Austin Company Uses AI to Show COVID-19’s Climate Change Impact

Hypergiant’s new AI modeling tool puts the environmental impact of widespread stay-at-home orders due to the pandemic into proper context.

Written by Nona Tepper
Published on May. 05, 2020
Austin Company Uses AI to Show COVID-19’s Climate Change Impact
Hypergiant coronavirus aces
Image: Hypergiant

As the coronavirus spreads, some news outlets have breathlessly — and disingenuously — reported the positive impact the economic shutdown has had on the environment. With most professionals working from home, individuals’ cars have remained parked in their garages. Factories’ smoke stacks have slowed their sputtering. Flights have grounded.

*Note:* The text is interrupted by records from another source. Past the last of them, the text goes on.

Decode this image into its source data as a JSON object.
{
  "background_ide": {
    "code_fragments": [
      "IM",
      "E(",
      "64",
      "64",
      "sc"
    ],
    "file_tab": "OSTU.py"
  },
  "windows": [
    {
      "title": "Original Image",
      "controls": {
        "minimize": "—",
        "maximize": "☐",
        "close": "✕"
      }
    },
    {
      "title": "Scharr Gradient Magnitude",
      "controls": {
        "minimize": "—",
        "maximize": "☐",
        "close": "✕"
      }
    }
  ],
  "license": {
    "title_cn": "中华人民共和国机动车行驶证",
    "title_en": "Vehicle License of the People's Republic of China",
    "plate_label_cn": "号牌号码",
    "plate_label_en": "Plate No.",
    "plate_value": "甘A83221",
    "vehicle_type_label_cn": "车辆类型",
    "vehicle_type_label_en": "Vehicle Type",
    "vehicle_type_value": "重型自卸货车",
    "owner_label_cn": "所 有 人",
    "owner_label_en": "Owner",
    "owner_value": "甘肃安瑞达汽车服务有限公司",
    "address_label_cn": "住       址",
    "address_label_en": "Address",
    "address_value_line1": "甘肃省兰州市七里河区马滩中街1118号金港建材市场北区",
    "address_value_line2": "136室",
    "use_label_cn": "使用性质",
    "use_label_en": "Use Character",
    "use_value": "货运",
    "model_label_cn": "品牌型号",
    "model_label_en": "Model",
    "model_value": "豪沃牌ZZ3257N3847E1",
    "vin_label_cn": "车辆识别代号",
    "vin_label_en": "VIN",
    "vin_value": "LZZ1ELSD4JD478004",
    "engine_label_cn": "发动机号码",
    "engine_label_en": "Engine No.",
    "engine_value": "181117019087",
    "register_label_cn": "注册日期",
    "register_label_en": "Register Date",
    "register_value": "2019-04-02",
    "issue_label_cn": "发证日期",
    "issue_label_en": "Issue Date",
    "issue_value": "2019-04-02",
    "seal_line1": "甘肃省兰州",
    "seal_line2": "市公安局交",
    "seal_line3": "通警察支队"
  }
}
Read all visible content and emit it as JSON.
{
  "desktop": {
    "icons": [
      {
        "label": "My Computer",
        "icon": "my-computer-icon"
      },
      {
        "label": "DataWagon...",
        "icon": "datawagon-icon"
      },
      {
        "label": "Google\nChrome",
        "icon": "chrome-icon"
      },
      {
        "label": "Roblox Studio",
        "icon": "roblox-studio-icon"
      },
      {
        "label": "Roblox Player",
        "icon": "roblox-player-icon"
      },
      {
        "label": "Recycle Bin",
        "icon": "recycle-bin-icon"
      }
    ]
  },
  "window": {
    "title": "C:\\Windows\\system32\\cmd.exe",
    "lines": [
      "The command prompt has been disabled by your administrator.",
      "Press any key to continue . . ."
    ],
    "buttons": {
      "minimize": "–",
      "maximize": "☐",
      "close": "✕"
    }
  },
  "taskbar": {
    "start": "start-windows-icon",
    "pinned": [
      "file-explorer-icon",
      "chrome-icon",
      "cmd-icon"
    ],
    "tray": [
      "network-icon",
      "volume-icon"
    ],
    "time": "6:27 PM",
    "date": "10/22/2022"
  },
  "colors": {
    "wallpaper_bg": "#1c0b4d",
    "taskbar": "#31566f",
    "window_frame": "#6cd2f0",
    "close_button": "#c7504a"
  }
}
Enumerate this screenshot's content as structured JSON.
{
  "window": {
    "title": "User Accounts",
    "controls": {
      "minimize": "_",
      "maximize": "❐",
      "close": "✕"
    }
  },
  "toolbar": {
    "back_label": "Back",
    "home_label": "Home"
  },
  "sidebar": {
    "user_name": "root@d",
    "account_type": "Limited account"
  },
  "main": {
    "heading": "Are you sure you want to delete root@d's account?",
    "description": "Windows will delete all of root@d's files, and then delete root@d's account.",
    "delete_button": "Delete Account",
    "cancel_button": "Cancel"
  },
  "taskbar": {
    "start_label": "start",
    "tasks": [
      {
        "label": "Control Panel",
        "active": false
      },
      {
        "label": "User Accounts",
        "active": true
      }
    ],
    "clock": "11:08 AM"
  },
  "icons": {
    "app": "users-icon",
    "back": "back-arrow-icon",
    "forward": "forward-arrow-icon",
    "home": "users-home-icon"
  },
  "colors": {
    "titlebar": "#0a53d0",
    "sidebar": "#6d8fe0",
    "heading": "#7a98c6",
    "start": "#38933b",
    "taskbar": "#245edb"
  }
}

These actions have put the United States on track for a 7 percent decrease in annual emissions, the greatest in the country’s history, according to Hypergiant, an Austin-based AI firm. The company has crunched data from the Energy Information Administration, Environmental Protection Agency and elsewhere to project the short- and long-term impact the COVID-19 pandemic could have on our climate.

But Hypergiant CEO Ben Lamm wanted to put these reports in the correct context.

“People need to realize the impact COVID-19 has made on climate change is entirely temporary and not nearly significant enough to reverse the harm we’ve done to our Earth,” Lamm wrote in an email to Built In.

On May 1, the Austin-based AI company unveiled its “After COVID-19 Emissions Simulator,” ACES for short. The AI modeling tool allows people to experiment with and visualize the differences between sustained and temporary emissions reductions as they relate to the coronavirus and climate crisis. It also lets people see what happens if the economy immediately snaps back to pre-coronavirus operations.

“The tool was created in order to put widely circulated reports of COVID-19-related emissions reductions in the context of fundamental climate science,” Lamm wrote in an email to Built In. “[It’s] to equip people with an understanding of what does and doesn’t constitute progress in the fight to arrest the climate crisis.”

ACES uses predictive intelligence to show users how reductions in air traffic, meat in their diets, the inclusion of renewable energy in the government’s economic recovery packages and the continuation of people working from home will impact climate by 2050.

That is the year global leaders aim to reach carbon neutrality under the Paris Agreement, which the U.S. pulled out of in 2017. The agreement represents an understanding that, if countries fail to reach carbon neutrality over the next three decades, global temperatures will rise above 1.5 degrees Celsius by the end of the century, creating a social, economic and environmental crisis.

Hypergiant plans to continue updating its tool until then.

“We can’t ignore the next crisis because of the one we are currently fighting,” Lamm said. “The climate crisis is one of the most important narratives of our time and technology companies need to work to create innovations that reverse the impact made on our environment through years of overuse and waste.”